We are expecting surge in global prices despite reports of higher production, as sugar is the cheapest major agriculture commodity. In February sugar will become part of commodity index, therefore, sugar will get bigger share in the weightage of index, which means increase in investment by institutional funds. So buying of sugar could be more due to speculative reasons rather than increase in consumption demand.
Gold $ 834:
While, the market witnessed Bull Run in the commodity market, demand for gold was seen for the second successive year as investors showed confidence in the yellow metal. Gold gained almost 25 percent during the year to close at $ 834.

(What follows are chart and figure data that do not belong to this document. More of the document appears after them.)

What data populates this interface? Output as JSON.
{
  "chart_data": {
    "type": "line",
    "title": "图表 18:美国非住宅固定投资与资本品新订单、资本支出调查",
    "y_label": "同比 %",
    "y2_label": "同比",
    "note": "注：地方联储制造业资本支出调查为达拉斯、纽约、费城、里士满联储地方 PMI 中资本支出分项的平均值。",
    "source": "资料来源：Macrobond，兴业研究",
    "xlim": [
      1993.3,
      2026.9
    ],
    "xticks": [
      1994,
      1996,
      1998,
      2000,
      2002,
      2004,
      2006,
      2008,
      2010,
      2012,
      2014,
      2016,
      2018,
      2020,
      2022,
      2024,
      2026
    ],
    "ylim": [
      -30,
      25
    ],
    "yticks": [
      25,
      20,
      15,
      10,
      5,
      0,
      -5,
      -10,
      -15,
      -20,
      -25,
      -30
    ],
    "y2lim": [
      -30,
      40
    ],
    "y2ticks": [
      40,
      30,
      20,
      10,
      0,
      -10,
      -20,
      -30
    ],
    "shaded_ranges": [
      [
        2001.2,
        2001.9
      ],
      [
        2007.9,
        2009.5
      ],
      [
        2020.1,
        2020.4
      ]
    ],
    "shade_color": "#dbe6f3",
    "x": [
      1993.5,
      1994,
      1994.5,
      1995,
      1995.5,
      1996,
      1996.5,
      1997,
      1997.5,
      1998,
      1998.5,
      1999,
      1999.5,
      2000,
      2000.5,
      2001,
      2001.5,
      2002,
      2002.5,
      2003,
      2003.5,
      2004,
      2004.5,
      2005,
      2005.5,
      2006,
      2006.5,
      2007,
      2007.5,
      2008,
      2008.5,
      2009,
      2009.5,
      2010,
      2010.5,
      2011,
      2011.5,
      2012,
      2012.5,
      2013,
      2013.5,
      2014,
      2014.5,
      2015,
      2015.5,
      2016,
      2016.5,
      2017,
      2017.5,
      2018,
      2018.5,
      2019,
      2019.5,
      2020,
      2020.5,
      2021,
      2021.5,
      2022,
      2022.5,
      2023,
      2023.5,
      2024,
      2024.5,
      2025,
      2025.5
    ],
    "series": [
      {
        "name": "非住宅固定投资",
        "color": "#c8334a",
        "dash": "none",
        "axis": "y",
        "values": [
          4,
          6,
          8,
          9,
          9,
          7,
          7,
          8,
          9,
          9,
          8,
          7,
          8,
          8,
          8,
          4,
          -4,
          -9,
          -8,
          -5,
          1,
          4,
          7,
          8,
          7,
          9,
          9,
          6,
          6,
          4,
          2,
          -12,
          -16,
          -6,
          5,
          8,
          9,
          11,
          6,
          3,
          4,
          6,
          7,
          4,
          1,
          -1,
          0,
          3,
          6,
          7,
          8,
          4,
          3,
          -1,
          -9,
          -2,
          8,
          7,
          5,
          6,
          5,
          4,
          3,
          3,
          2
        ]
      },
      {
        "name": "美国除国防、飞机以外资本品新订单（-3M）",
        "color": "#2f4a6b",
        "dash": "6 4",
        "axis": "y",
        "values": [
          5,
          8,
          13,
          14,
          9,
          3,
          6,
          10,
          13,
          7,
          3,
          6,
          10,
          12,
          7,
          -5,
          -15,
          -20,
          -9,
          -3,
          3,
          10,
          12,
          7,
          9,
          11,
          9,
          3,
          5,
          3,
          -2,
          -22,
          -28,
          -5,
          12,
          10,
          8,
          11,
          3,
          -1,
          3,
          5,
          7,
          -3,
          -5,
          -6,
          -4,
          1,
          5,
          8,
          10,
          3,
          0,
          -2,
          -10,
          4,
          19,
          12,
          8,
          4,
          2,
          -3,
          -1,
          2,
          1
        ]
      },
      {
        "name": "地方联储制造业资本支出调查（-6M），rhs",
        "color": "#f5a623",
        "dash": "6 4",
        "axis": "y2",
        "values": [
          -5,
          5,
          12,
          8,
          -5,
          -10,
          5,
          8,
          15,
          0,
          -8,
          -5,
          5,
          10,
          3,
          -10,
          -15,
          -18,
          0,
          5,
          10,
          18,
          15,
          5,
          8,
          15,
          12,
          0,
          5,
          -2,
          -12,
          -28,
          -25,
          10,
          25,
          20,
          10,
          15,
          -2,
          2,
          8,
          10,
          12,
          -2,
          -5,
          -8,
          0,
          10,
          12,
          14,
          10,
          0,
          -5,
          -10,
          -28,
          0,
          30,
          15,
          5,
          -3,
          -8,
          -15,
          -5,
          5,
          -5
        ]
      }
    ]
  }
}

We believe that with US economy heading toward recession, precious metal will remain in area of focus for the investors. Since oil, gold and currencies are taken as a hedge against decline, demand for gold will persist. On the downside, Gold has minor support at $ 785 with major support at $ 760. Our target on break of $ 880 is $ 925.
Currencies:
Euro 1.4650
We remain bearish for Dollar and do not expect ECB to cut rates aggressively, as inflation remains their major concern. Slowdown of European economy could force a 25 basis point cut, but overall Euro will be a net gainer. Needs to clear 1.4940 convincingly for the next big rally, as our target is 1.5480. Historically Dollar has the tendency to bounce back in January or February, so those who missed out the rally earlier can join the bandwagon. Euro has resistance at 1.4420, which should hold. A break here encourages for 1.4020, which we are expecting in the later half of the year.
GBP 1.9840:
Since sign of slump in the UK housing market became evident, BOE was quick to act by slashing its rates. We are expecting couple more rate cuts, but Cable has already lost 1300 pips, so it has strong support at 1.9550 which should hold and follow other major currencies. Needs to clear a close above 2.0180 for another feeble attempt towards 2.0620. Should struggle to clear convincingly for a fall to 1.9050.
JPY 111.55:
Yen gain was seen in the last quarter of 2007, which was best in 2 years, breaching 110 briefly before bouncing back, as speculators rushed to avail carry trade opportunity. Yen's strength was more due to Dollar's weakness rather than strong economic recovery in Japan. However, with FED cutting its rates aggressively, carry trade opportunities are thinning down. Yen has strong support at 114.80, should hold for a rally towards 106.40, a correction could occur before another attack towards 102-103 zones.